In summary, this is the first study to use functional brain imaging to document acute cocaine-induced changes in brain activity during active drug use in nonhuman primates. There are significant challenges associated with the conduct of imaging in behaving nonhuman primates that impose limitations in the experimental design and interpretation of results. Subjects must undergo extensive periods of training and habituation to immobilization. The establishment of reliable stimulus control of behavior in a technically demanding environment is difficult. Moreover, the costs associated with PET imaging can be prohibitive. Accordingly, the current study was restricted to a single dose of cocaine in each experimental condition. The qualitative differences observed may have been related, in part, to differences in the effective concentration of cocaine. The interpretation of results clearly would benefit from parametric manipulation of drug dose. In addition, the use of PET imaging and O15 water imposes limitations on the temporal resolution of brain activation and the identification of underlying neural circuitry. While fMRI allows for continuous measurement of cerebral blood flow with outstanding temporal resolution, the technology and environment create additional challenges for awake animal imaging. Despite the inherent challenges and limitations, the results obtained in the present study are consistent with studies reporting the acute effects of cocaine or cocaine cues on brain activity in humans. The identification of neural circuits underlying the direct pharmacological and conditioned stimulus effects of cocaine may be highly relevant toward efforts to develop pharmacological treatments for cocaine addiction.

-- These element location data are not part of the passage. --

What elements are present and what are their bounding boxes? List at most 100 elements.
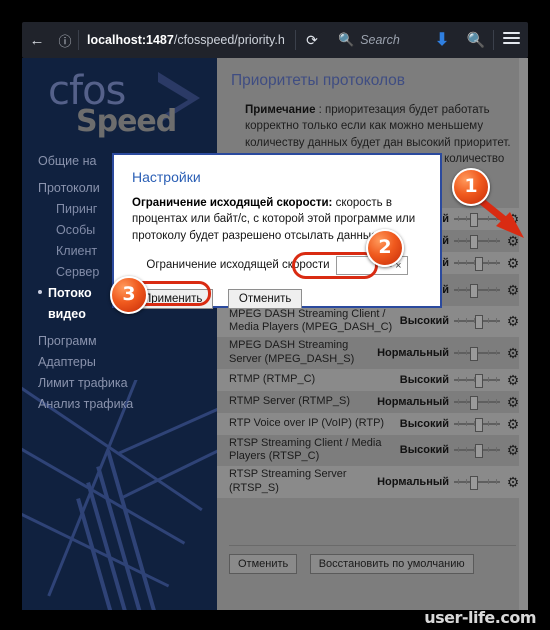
protocol-name: RTMP (RTMP_C): [229, 372, 316, 385]
slider-tick: [458, 349, 459, 355]
slider-tick: [466, 318, 467, 324]
gear-icon[interactable]: ⚙: [506, 314, 520, 328]
search-bar[interactable]: 🔍 Search: [328, 32, 425, 48]
cancel-button[interactable]: Отменить: [229, 554, 298, 574]
hamburger-menu-icon[interactable]: [494, 29, 528, 51]
scrollbar-thumb[interactable]: [519, 58, 528, 610]
dialog-cancel-button[interactable]: Отменить: [227, 288, 303, 309]
reload-icon[interactable]: ⟳: [296, 32, 328, 49]
gear-icon[interactable]: ⚙: [506, 212, 520, 226]
slider-tick: [466, 349, 467, 355]
info-circle-icon[interactable]: ⓘ: [52, 31, 78, 50]
slider-knob[interactable]: [469, 235, 478, 249]
slider-tick: [488, 349, 489, 355]
slider-knob[interactable]: [474, 315, 483, 330]
slider-knob[interactable]: [469, 283, 478, 298]
slider-knob[interactable]: [469, 395, 478, 410]
slider-tick: [496, 376, 497, 382]
slider-tick: [496, 478, 497, 484]
sidebar: cfos Speed Общие на Протоколи Пиринг Осо…: [22, 58, 217, 610]
back-arrow-icon[interactable]: ←: [22, 32, 52, 49]
table-row[interactable]: RTSP Streaming Server (RTSP_S) Нормальный…: [217, 466, 528, 498]
protocol-name: RTP Voice over IP (VoIP) (RTP): [229, 416, 385, 429]
bullet-icon: [38, 290, 42, 294]
priority-slider[interactable]: [454, 234, 500, 249]
gear-icon[interactable]: ⚙: [506, 417, 520, 431]
gear-icon[interactable]: ⚙: [506, 256, 520, 270]
priority-slider[interactable]: [454, 256, 500, 271]
table-row[interactable]: MPEG DASH Streaming Server (MPEG_DASH_S)…: [217, 337, 528, 369]
gear-icon[interactable]: ⚙: [506, 443, 520, 457]
priority-slider[interactable]: [454, 212, 500, 227]
footer-buttons: Отменить Восстановить по умолчанию: [217, 545, 528, 574]
slider-tick: [496, 420, 497, 426]
priority-slider[interactable]: [454, 475, 500, 490]
slider-tick: [488, 420, 489, 426]
dialog-buttons: Применить Отменить: [132, 288, 440, 309]
slider-tick: [466, 238, 467, 243]
slider-tick: [488, 447, 489, 453]
slider-tick: [466, 398, 467, 404]
page-viewport: cfos Speed Общие на Протоколи Пиринг Осо…: [22, 58, 528, 610]
download-arrow-icon[interactable]: ⬇: [425, 30, 459, 50]
table-row[interactable]: MPEG DASH Streaming Client / Media Playe…: [217, 305, 528, 337]
gear-icon[interactable]: ⚙: [506, 346, 520, 360]
address-bar[interactable]: localhost:1487/cfosspeed/priority.h: [79, 33, 295, 47]
step-badge-1: 1: [452, 168, 490, 206]
slider-tick: [466, 260, 467, 265]
watermark: user-life.com: [424, 608, 536, 627]
content-scrollbar[interactable]: [519, 58, 528, 610]
table-row[interactable]: RTMP (RTMP_C) Высокий ⚙: [217, 368, 528, 391]
slider-knob[interactable]: [474, 417, 483, 432]
gear-icon[interactable]: ⚙: [506, 234, 520, 248]
slider-tick: [488, 216, 489, 221]
table-row[interactable]: RTSP Streaming Client / Media Players (R…: [217, 435, 528, 467]
page-title: Приоритеты протоколов: [231, 72, 406, 89]
slider-knob[interactable]: [469, 346, 478, 361]
sidebar-item-programs[interactable]: Программ: [22, 330, 217, 351]
slider-tick: [496, 260, 497, 265]
slider-tick: [458, 376, 459, 382]
slider-tick: [458, 420, 459, 426]
slider-tick: [488, 238, 489, 243]
priority-slider[interactable]: [454, 346, 500, 361]
step-badge-3: 3: [110, 276, 148, 314]
table-row[interactable]: RTMP Server (RTMP_S) Нормальный ⚙: [217, 391, 528, 413]
slider-knob[interactable]: [474, 373, 483, 388]
gear-icon[interactable]: ⚙: [506, 395, 520, 409]
sidebar-item-traffic-limit[interactable]: Лимит трафика: [22, 372, 217, 393]
table-row[interactable]: RTP Voice over IP (VoIP) (RTP) Высокий ⚙: [217, 412, 528, 435]
protocol-name: MPEG DASH Streaming Server (MPEG_DASH_S): [229, 339, 355, 365]
slider-knob[interactable]: [469, 213, 478, 227]
search-placeholder: Search: [360, 33, 400, 47]
priority-value: Высокий: [399, 444, 449, 457]
priority-value: Высокий: [399, 315, 449, 328]
priority-slider[interactable]: [454, 283, 500, 298]
outgoing-limit-label: Ограничение исходящей скорости: [146, 259, 330, 272]
restore-defaults-button[interactable]: Восстановить по умолчанию: [309, 554, 474, 574]
sidebar-item-traffic-analysis[interactable]: Анализ трафика: [22, 393, 217, 414]
priority-slider[interactable]: [454, 314, 500, 330]
slider-knob[interactable]: [474, 257, 483, 271]
priority-slider[interactable]: [454, 395, 500, 410]
slider-tick: [458, 260, 459, 265]
step-badge-2: 2: [366, 229, 404, 267]
protocol-name: RTMP Server (RTMP_S): [229, 394, 351, 407]
sidebar-item-adapters[interactable]: Адаптеры: [22, 351, 217, 372]
priority-slider[interactable]: [454, 417, 500, 432]
slider-tick: [466, 376, 467, 382]
slider-knob[interactable]: [469, 475, 478, 490]
slider-tick: [458, 447, 459, 453]
protocol-name: RTSP Streaming Server (RTSP_S): [229, 468, 347, 494]
slider-tick: [458, 238, 459, 243]
find-magnifier-icon[interactable]: 🔍: [459, 31, 493, 49]
slider-tick: [458, 318, 459, 324]
slider-knob[interactable]: [474, 444, 483, 459]
priority-slider[interactable]: [454, 443, 500, 459]
gear-icon[interactable]: ⚙: [506, 373, 520, 387]
gear-icon[interactable]: ⚙: [506, 283, 520, 297]
priority-slider[interactable]: [454, 373, 500, 388]
gear-icon[interactable]: ⚙: [506, 475, 520, 489]
slider-tick: [496, 349, 497, 355]
slider-tick: [488, 260, 489, 265]
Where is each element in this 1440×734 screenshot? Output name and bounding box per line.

There is recent evidence to suggest that the pattern and time course of brain activation in response to cocaine cues may predict treatment outcomes in human addicts (Kosten et al. 2006
). Moreover, pretreatments with a selective serotonin transporter inhibitor were effective in blocking cocaine-induced brain activation in rhesus monkeys (Howell et al. 2002
). It remains to be determined whether similar pharmacological treatments will be equally effective in attenuating cue-induced brain activation.